More and more investors are looking for alternatives to classic cryptocurrencies such as Ethereum and Bitcoin. While Bitcoin is considered digital gold, Ethereum ranks as a leader in use of smart contracts.
Numerous projects use the Ethereum blockchain to ensure security of their network. However, there are numerous competitors who offer alternative options for users. A good example is Near blockchain, which is one of Ethereum’s strongest competitors.
The Near protocol is based on a concept that focuses on scalability. This problem is still one of the most important in a crypto sector and a weak point of many blockchains. It’s important to ensure security, decentralization, and scalability, although currently only two of the three factors can be implemented (blockchain trilemma). Near Protocol is based on a new mechanism that breaks down information from the blockchain into individual fragments and can therefore process it more quickly.
Near blockchain is one of the latest projects that offers a lot of potential for developers. A development team, which is considered to be very promising in a field of decentralized apps, also caused quite a stir. In July 2020, one managed to raise 12.1 million US dollars within a framework of financing.
Near Blockchain: A Step-by-Step Guide
A Near token is a basic currency in the network based on the Proof of Stake (PoS) algorithm. It’s considered to be inexpensive, efficient, and safe. This consensus is considered an ideal one as the focus of the project is on the development of decentralized applications (dApps).
Moreover, an increasing number of users means that more transactions have to be processed. This caused problems with Ethereum Blockchain, for example, when certain applications required a large number of transactions and thus impaired the network.
Near blockchain is based on a sharding mechanism to achieve a very high level of scalability. The blockchain is divided into individual fragments (shards) and several nodes are created. They can function independently of one another and thereby relieve a main chain of the Near blockchain.
Ethereum 2.0 would also like to integrate this function in the next update. By distributing it over several million nodes, billions of transactions can also be processed. This can create a basic infrastructure that is particularly suitable for developers of decentralized applications.

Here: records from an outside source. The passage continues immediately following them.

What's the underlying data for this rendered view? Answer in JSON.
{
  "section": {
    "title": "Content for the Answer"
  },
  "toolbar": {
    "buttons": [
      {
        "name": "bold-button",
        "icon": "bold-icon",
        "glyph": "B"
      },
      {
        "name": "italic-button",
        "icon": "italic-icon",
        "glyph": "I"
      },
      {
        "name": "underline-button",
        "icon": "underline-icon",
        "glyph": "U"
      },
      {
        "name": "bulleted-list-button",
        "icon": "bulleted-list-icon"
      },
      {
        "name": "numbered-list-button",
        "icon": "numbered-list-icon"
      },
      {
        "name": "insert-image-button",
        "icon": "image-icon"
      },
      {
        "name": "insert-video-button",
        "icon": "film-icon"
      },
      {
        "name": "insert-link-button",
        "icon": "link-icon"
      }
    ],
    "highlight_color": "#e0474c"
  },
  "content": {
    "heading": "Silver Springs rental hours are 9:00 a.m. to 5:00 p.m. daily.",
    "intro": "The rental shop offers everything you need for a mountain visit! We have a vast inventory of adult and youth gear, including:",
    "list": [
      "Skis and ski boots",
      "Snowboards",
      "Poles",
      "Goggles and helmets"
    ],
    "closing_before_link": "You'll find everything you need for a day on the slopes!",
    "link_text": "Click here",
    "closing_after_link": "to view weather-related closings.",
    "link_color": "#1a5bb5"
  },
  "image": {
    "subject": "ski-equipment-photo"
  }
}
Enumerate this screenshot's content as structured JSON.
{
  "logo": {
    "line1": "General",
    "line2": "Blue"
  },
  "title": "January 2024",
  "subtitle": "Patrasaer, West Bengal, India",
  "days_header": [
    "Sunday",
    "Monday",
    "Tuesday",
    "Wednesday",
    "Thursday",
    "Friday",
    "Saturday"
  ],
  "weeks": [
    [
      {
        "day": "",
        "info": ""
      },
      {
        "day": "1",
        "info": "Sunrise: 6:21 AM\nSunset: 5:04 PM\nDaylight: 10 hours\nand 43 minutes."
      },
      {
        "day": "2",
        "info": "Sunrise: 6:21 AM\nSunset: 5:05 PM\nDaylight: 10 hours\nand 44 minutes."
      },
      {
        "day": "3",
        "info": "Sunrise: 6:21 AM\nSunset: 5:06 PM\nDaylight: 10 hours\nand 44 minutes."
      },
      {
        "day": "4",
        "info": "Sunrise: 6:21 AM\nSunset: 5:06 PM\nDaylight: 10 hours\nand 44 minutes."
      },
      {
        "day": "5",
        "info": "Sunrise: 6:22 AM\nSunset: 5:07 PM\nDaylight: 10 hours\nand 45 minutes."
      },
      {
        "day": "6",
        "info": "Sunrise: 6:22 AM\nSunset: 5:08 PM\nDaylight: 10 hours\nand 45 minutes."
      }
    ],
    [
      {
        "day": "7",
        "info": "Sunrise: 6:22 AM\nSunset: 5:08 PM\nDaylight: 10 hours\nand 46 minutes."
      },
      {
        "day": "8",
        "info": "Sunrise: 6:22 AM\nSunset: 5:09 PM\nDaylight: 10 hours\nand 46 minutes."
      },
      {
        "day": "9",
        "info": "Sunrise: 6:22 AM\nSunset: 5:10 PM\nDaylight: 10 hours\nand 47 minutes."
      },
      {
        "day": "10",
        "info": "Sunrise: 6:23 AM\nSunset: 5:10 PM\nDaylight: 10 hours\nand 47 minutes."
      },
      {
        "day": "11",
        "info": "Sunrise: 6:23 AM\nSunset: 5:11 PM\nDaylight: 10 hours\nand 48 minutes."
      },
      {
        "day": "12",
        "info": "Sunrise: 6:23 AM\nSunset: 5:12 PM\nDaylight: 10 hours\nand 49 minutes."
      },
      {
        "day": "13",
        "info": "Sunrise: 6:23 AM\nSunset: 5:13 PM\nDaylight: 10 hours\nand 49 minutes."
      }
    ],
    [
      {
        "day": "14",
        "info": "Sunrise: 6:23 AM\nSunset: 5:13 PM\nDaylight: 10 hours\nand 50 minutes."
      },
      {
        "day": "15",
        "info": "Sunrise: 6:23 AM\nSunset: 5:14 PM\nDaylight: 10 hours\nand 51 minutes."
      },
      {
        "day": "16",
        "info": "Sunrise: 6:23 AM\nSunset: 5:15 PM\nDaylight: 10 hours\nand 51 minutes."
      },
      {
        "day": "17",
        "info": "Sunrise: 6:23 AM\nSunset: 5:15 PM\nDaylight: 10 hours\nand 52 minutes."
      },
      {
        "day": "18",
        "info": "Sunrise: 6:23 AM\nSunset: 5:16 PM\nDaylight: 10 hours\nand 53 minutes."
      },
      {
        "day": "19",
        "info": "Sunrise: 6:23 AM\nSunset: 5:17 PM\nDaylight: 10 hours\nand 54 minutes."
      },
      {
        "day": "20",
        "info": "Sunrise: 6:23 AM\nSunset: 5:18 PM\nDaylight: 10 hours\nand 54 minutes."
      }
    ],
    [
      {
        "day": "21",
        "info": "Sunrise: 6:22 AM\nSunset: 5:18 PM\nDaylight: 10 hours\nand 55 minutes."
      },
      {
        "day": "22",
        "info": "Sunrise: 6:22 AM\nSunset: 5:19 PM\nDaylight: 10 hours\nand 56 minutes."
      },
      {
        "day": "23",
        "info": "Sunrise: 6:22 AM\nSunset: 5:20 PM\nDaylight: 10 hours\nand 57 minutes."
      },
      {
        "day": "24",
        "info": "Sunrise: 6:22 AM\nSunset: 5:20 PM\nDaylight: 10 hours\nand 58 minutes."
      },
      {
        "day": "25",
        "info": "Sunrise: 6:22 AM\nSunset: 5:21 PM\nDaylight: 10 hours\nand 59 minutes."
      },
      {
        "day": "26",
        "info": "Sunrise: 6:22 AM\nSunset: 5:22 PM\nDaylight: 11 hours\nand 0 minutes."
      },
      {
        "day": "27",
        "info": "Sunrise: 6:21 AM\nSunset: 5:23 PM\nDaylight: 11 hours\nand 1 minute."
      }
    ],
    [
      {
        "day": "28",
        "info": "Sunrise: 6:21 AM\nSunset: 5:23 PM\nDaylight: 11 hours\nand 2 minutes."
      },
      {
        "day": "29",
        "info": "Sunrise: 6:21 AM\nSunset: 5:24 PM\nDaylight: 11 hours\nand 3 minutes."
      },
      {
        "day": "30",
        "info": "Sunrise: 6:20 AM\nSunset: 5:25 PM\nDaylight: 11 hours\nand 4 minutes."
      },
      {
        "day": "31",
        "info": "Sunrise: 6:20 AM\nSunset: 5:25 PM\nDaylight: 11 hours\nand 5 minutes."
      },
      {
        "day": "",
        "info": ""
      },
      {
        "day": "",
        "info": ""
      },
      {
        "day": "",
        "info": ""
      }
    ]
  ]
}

What Does a Sharding Mean?
Blockchain’s scalability is currently one of the greatest challenges for developers. Examples such as Bitcoin and Ethereum show that data overload can arise as demand increases. This means higher costs for users and longer waiting times for transactions. A higher scalability also comes with a restriction in terms of decentralization and security.
Many blockchains currently solve the problem with the use of sidechains, such as Bitcoin’s liquid network. In this case, transactions are processed in a parallel network, which relieves the Bitcoin blockchain. However, this is done via the Blockstream central provider and therefore contradicts the principle of Bitcoin as a decentralized currency.
With sharding, Near Inc. pursues a different approach in order to ensure high scalability with the same security and decentralization. Instead of transferring the data to a sidechain, different nodes only store part of the blockchain.
This means that they don’t have to check the entire blockchain (account balances, contract data, storage, and much more), but only the assigned part. This means that the validation of individual shards is much faster because they work in parallel.